Detroit, de bakermat van de Amerikaanse auto-industrie, heeft faillissement aangevraagd. De stad groeide in de eerste helft van de 20e eeuw nog razendsnel en was op een gegeven moment zelfs de vierde grootste van de Verenigde Staten. Zo snel als de stad groeide door de auto-industrie, zo snel werd ook de neergang ingezet. Amerikanen gingen steeds meer Europese en Aziatische auto’s rijden, terwijl de ‘Big Three’ uit Amerika vasthielden aan verouderde modellen en productieprocessen. De stad die in de jaren ’50 nog 1,8 miljoen inwoners telde heeft vandaag de dag nog maar 700.000 inwoners. Dat betekent veel leegstand en relatief hogere kosten voor infrastructuur en publieke voorzieningen.
Schulden
Het is zeldzaam dat een stad met de omvang van Detroit faillissement moet aanvragen. Volgens experts heeft de gemeente van Detroit geen andere optie dan om verder te snijden in de kosten. Voor ambtenaren en gepensioneerden blijft er nog minder geld over. Ook moet het mes gezet worden in de publieke voorzieningen. De industriestad heeft veel schulden die zullen vervallen na een faillissement. Dat geeft het stadsbestuur weer ruimte om de begroting op orde te brengen.
De situatie is Detroit wordt op de voet gevolgd op de obligatiemarkt. In de VS schrijven steden obligatieleningen (municipal bonds) uit om kostbare projecten te financieren. Het is de vraag hoeveel de obligatiehouders daar nog van terug zullen zien. Ook de pensioenen in Detroit lopen gevaar, want die hebben waarschijnlijk ook obligaties van de stad in de boeken staan.

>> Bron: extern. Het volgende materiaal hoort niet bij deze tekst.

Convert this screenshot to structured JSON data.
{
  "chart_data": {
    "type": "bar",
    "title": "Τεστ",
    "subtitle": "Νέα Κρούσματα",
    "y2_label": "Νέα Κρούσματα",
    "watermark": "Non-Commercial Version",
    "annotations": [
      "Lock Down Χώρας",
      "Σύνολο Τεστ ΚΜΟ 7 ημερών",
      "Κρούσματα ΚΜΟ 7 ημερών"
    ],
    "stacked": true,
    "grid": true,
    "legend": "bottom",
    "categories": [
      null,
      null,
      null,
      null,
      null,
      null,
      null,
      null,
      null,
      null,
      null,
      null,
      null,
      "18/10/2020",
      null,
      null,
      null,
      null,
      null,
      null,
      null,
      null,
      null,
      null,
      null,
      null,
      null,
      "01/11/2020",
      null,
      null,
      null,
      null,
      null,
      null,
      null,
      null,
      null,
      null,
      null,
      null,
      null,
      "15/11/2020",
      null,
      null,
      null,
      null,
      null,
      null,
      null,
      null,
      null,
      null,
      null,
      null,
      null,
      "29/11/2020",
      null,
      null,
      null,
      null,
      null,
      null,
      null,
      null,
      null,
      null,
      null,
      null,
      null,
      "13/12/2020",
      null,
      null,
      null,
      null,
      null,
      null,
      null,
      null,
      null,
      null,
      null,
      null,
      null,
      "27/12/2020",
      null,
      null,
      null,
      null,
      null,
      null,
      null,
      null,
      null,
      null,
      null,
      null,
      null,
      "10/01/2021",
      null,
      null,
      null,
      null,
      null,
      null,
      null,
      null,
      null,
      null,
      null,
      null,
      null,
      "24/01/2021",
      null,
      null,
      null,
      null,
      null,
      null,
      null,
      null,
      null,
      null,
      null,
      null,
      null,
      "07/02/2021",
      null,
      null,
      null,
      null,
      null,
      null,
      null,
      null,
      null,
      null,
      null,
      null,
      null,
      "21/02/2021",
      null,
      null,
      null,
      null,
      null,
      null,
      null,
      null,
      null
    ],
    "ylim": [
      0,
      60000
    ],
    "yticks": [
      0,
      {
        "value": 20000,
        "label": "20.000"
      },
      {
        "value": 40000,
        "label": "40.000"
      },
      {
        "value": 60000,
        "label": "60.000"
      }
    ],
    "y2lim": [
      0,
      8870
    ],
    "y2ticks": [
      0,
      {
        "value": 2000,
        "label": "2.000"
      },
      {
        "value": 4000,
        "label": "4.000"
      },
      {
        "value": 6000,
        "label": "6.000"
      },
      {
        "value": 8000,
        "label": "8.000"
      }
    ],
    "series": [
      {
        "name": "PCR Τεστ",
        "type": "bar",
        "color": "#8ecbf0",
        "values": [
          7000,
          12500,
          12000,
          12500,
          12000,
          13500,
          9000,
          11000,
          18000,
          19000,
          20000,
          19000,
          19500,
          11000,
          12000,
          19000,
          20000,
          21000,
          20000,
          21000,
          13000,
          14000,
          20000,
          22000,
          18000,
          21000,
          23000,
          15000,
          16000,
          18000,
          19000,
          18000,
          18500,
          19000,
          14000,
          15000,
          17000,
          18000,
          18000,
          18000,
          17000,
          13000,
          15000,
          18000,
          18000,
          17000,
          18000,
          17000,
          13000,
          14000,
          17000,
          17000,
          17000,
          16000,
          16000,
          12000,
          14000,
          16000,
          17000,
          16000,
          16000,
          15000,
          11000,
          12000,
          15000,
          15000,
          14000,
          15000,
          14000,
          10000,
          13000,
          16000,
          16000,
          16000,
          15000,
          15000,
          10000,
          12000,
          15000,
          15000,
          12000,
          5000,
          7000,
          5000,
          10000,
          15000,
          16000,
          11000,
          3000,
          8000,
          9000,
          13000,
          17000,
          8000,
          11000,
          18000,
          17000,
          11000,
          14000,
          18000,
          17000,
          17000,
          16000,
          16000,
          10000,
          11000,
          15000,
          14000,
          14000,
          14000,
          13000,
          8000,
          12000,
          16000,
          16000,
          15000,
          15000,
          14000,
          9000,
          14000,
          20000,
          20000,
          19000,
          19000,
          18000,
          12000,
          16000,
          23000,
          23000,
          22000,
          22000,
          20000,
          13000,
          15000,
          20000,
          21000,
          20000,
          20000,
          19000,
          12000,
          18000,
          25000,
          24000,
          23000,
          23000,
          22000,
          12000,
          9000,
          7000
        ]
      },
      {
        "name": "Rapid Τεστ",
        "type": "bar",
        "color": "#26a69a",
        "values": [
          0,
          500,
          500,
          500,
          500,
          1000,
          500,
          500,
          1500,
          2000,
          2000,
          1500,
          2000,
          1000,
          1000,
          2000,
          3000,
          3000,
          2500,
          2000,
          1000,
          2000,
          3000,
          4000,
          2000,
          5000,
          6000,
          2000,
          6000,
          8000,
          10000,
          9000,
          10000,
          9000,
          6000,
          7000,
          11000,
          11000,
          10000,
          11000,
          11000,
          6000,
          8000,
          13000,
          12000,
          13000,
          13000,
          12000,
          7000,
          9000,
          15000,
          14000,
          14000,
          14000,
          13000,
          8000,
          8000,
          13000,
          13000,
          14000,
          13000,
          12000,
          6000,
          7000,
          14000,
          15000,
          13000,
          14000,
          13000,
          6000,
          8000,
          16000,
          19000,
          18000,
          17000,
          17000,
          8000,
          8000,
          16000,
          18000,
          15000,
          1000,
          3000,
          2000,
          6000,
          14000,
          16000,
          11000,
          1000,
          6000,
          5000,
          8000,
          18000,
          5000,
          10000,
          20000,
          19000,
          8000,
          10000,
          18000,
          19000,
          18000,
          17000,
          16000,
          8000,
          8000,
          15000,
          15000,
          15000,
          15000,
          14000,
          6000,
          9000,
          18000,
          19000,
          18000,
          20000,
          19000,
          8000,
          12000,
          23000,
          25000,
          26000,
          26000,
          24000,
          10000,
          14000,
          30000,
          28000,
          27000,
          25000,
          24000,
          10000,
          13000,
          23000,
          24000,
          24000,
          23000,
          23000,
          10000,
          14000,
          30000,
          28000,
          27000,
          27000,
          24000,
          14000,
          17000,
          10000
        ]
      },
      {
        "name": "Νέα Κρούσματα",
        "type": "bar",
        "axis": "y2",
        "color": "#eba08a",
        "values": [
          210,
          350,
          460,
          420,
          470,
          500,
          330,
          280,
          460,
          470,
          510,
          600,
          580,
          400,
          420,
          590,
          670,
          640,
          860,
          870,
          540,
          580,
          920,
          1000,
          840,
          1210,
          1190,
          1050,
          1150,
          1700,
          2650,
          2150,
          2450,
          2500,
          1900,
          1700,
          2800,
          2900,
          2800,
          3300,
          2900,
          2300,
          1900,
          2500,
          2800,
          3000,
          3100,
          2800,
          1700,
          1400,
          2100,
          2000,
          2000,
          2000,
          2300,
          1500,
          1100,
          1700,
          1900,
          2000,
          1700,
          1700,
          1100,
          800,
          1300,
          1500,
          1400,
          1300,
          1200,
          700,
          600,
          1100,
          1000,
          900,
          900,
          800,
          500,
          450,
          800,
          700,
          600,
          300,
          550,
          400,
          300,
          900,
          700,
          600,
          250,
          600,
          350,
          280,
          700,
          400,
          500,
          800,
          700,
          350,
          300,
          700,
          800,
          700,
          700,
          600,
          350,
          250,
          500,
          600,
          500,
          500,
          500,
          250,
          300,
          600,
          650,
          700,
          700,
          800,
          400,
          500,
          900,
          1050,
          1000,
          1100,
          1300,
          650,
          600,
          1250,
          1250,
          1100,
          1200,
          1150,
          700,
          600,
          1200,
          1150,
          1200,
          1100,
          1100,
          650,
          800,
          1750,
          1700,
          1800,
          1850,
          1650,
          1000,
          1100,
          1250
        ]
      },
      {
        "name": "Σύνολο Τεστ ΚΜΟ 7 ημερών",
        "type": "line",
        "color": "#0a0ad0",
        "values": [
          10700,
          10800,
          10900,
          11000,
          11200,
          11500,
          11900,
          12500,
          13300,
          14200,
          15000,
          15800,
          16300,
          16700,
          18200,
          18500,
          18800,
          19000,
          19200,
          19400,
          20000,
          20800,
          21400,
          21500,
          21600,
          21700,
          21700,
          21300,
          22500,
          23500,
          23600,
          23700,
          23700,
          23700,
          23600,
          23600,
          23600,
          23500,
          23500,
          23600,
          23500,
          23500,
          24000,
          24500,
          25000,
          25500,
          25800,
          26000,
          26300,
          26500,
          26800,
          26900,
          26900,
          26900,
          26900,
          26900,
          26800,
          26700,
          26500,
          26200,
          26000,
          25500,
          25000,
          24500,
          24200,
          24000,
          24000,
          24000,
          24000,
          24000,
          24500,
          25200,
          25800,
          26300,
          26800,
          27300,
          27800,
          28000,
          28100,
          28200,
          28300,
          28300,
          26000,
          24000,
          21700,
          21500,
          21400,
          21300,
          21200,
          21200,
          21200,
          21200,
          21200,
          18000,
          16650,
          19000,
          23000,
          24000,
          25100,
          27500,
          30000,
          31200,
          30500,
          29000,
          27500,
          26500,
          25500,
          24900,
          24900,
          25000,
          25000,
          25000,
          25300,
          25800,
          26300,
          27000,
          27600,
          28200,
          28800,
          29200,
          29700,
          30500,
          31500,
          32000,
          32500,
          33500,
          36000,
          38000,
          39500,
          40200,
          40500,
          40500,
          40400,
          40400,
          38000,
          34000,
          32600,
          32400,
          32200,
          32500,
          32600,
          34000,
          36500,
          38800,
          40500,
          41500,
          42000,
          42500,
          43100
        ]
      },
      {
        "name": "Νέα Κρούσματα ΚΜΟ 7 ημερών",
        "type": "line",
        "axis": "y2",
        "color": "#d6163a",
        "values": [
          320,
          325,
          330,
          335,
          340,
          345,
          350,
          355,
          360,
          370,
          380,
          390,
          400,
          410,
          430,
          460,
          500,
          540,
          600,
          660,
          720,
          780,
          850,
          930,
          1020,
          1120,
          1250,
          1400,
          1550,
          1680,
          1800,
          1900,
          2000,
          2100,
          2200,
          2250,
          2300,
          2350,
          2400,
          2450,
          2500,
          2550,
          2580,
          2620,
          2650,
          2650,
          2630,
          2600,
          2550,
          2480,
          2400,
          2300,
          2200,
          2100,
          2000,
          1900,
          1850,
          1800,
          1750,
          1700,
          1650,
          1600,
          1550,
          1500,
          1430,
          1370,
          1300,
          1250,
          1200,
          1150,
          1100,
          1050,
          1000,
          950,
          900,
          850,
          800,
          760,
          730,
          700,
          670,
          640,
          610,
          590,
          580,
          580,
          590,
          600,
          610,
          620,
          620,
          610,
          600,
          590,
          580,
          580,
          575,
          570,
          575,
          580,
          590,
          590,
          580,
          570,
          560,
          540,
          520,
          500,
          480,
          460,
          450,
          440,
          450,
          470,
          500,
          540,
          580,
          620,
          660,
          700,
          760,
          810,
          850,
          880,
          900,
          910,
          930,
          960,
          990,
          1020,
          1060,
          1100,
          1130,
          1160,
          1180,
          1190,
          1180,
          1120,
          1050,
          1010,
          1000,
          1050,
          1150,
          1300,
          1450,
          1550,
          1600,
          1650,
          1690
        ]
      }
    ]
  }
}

Volgens James Spiotto, expert op het gebied van faillissementen bij gemeentes, moet er in Detroit meer gebeuren dan alleen het afschrijven van schulden. “Uiteindelijk moet er een heel herstelplan op tafel liggen, anders beginnen de problemen gewoon weer van voor af aan”. De afwikkeling van het faillissement van Detroit kan op zichzelf al maanden of zelfs jaren gaan duren.